Man United ‘no longer want’ to appoint a director of football despite links with a number of potential targets, according to reports.
Manchester United were reportedly hoping to appoint their first-ever director of football before the end of last season – although it is yet to be seen what they would want from the person in the role.
Names such as Paul Mitchell of RB Leipzig, Ajax’s Edwin van der Sar and Atletico Madrid sporting director Berta have been bandied about over the last year or so but Man Utd have yet to make an appointment.
And now a report in The Athletic now claims that ‘such a precise role is not on the agenda anymore’ as ‘United do not seek a guru to lead policy for signings, nor will anybody come in to take ownership of who sits in the dugout.’

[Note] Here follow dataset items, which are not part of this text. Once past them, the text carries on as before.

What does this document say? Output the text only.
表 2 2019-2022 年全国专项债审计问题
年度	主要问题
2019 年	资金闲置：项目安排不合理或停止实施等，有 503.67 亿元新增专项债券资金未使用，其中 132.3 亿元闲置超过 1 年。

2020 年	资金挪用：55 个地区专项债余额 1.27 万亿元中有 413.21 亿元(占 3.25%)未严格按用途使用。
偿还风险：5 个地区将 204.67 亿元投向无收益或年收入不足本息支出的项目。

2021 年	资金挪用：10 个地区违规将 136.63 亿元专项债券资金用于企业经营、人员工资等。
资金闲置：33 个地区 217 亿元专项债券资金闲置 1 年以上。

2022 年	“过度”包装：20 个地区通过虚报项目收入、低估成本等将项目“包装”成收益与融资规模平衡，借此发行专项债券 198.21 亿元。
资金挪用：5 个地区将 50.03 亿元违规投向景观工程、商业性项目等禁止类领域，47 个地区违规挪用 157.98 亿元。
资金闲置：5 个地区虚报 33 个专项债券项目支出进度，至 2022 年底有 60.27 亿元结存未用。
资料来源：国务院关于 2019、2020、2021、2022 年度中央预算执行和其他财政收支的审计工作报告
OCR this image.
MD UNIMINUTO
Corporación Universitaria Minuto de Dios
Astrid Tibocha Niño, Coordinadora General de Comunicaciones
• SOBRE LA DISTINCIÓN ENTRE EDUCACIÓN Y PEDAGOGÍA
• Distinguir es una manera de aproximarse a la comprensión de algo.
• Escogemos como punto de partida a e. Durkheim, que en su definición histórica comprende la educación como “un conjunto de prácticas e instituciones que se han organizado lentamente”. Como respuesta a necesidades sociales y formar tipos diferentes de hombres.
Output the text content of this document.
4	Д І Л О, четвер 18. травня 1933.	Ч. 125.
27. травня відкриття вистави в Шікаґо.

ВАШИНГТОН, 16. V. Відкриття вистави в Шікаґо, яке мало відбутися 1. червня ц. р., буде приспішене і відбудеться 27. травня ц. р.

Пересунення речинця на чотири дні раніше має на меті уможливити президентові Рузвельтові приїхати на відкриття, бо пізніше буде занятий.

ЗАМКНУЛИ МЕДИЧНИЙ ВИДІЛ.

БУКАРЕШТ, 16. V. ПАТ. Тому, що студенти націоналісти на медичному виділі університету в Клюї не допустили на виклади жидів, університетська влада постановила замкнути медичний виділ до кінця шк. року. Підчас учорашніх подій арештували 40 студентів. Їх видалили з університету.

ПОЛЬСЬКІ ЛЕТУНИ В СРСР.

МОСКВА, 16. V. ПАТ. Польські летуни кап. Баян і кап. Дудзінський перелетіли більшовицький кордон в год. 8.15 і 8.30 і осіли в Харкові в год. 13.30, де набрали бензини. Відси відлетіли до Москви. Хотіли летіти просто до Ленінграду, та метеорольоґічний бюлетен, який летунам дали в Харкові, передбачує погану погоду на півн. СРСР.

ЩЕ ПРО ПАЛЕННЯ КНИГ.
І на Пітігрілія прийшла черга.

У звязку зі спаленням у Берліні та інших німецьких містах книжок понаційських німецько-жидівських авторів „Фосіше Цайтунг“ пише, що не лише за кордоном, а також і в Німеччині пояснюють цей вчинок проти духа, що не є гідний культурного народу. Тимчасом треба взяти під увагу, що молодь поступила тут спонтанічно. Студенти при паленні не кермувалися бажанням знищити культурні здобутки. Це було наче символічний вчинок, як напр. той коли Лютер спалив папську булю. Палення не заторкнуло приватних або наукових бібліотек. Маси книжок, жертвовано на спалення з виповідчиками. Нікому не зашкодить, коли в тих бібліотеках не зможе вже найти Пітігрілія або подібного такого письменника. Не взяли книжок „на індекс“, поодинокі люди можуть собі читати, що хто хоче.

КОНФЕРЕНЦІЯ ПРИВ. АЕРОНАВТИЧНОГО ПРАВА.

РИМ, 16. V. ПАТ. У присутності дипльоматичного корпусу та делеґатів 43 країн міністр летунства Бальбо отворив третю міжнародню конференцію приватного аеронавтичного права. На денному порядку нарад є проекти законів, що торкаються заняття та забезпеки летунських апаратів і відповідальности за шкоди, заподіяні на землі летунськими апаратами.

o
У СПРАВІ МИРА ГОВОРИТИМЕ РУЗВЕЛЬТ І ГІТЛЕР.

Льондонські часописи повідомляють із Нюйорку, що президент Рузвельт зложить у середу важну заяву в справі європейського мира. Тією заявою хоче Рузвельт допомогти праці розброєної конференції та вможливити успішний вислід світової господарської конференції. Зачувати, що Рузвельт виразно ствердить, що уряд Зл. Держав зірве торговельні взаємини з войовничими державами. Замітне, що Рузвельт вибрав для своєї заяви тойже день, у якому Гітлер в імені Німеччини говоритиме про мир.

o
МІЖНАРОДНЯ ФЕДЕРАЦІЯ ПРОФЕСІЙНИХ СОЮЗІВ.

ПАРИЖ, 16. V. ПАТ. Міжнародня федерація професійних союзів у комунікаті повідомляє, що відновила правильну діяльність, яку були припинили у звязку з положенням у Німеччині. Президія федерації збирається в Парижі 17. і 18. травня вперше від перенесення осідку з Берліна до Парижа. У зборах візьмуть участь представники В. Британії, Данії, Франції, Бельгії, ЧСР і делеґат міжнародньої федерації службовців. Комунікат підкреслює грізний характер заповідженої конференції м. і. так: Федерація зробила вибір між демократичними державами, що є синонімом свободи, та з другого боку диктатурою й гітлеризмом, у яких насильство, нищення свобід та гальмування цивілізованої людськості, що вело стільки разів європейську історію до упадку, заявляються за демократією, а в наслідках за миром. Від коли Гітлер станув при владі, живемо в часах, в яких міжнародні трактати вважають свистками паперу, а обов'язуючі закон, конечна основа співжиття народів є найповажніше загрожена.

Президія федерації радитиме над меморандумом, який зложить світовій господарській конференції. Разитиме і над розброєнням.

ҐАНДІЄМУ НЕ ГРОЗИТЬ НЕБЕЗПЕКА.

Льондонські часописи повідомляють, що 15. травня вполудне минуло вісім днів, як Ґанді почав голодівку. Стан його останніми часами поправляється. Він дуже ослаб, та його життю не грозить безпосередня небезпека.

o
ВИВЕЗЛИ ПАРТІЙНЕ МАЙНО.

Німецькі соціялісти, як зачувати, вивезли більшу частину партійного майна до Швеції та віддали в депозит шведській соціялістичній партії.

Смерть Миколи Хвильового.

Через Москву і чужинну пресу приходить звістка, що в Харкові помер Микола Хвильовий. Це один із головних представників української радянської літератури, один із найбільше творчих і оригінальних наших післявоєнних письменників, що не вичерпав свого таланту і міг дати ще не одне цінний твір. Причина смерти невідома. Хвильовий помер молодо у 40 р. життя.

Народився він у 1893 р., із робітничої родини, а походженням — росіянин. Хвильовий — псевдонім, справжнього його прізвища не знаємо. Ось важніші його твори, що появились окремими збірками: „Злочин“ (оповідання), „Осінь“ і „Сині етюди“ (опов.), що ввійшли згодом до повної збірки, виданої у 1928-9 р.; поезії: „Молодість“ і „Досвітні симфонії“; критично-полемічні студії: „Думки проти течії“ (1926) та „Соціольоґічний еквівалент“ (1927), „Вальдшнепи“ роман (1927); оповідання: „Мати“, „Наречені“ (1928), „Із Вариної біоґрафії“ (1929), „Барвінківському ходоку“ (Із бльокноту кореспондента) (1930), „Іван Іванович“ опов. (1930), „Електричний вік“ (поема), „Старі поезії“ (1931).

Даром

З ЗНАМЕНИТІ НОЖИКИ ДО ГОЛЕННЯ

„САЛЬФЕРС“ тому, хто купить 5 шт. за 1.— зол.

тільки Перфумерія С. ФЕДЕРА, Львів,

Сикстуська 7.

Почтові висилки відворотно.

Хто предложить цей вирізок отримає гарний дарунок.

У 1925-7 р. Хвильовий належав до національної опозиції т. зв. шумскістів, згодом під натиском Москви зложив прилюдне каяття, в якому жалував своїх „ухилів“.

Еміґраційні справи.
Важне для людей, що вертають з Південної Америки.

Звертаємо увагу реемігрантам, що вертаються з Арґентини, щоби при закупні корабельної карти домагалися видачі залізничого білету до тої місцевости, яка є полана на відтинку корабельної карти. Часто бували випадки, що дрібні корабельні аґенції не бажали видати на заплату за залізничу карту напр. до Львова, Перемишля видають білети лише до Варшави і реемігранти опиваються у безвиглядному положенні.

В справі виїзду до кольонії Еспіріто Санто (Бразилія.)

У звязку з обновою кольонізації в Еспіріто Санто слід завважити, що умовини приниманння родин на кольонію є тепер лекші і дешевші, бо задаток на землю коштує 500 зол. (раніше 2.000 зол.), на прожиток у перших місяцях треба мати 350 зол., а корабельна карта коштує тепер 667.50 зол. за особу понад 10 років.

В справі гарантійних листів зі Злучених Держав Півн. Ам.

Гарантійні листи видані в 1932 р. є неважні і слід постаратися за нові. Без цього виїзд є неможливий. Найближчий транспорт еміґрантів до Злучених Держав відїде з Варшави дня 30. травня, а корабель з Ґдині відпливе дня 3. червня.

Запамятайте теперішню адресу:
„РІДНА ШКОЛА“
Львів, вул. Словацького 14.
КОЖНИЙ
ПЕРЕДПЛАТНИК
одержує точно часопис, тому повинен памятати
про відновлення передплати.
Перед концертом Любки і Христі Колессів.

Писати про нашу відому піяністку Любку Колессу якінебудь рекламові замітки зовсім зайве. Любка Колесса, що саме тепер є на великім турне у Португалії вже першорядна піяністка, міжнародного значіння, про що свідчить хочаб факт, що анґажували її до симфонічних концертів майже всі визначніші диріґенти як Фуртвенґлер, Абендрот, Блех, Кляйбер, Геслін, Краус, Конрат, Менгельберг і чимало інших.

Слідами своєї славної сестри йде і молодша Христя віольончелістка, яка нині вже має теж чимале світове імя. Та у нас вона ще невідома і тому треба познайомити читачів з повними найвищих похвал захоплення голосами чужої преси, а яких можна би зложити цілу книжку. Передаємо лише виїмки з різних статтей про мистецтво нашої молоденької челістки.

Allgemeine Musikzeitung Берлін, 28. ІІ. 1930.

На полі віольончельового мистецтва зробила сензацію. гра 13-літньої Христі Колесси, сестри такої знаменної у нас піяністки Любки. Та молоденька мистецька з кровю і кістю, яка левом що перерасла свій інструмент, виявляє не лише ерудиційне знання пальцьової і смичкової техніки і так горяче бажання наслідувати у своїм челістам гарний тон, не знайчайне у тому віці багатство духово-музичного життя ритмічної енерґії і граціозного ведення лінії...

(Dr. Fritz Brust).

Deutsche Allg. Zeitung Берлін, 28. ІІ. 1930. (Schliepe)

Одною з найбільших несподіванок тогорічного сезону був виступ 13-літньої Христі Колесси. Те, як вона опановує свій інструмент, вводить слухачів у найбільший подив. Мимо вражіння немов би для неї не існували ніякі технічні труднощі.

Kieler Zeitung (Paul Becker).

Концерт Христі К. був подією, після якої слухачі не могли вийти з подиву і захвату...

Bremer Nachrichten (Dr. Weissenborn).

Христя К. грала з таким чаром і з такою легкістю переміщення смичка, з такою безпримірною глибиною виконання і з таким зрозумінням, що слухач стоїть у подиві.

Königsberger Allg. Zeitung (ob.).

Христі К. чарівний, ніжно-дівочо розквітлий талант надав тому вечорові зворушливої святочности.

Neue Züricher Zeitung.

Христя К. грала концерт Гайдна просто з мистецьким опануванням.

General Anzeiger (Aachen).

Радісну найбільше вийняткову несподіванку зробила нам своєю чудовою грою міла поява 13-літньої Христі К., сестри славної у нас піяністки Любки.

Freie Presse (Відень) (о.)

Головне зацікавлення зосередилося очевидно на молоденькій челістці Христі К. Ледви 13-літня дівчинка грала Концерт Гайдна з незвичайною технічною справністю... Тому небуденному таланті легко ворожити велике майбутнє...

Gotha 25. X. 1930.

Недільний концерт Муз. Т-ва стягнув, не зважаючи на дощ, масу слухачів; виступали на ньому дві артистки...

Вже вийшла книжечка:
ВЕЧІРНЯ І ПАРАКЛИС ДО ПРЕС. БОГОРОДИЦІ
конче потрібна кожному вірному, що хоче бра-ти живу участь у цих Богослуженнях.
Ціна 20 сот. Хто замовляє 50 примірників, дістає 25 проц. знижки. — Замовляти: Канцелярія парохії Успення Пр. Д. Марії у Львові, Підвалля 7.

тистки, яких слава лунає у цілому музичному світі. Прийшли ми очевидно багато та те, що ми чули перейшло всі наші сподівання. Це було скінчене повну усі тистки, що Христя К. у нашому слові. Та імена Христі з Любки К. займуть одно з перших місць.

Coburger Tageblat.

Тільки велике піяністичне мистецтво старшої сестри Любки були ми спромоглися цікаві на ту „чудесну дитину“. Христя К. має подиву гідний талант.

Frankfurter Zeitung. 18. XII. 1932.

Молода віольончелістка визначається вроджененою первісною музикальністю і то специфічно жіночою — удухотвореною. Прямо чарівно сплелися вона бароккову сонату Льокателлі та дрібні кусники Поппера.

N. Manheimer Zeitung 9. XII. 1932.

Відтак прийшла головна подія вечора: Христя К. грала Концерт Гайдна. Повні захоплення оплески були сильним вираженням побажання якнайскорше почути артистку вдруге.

The relationship between executive vice-chairman Ed Woodward and manager Ole Gunnar Solskjaer is described as ‘vital’ and Woodward ‘remains trusted by the Glazer family even after David Moyes, Louis van Gaal and [Jose] Mourinho have come and gone.’
The Athletic adds:
‘The simple truth is that anybody who now joins will not be given the influence typically associated with such a role because United are eminently satisfied at their collaborative approach, which has been constructed in the years since Ferguson left and took his unique blend of connections, knowledge and leverage with him.’
Solskjaer has made five successful signings since he took over from Jose Mourinho in December 2018, with the likes of Bruno Fernandes, Aaron Wan-Bissaka and Harry Maguire proving themselves.
‘All five arrivals under Solskjaer have made a good impression and that only strengthens the idea that, actually, United already have a de facto director of football in the shape of the Norwegian.
‘Like Ferguson, Solskjaer delegates his coaching and thinks of the bigger picture, and you can be sure that as long as he is in charge, the signings will fit a unified template. The debate would come if he goes. Would the next manager take such a holistic approach?
‘United are adamant that the current system means stability for the squad and that the days of a new manager meaning a completely new team have gone. This is why there is no great desire for a director of football — at least as the role has been understood before.’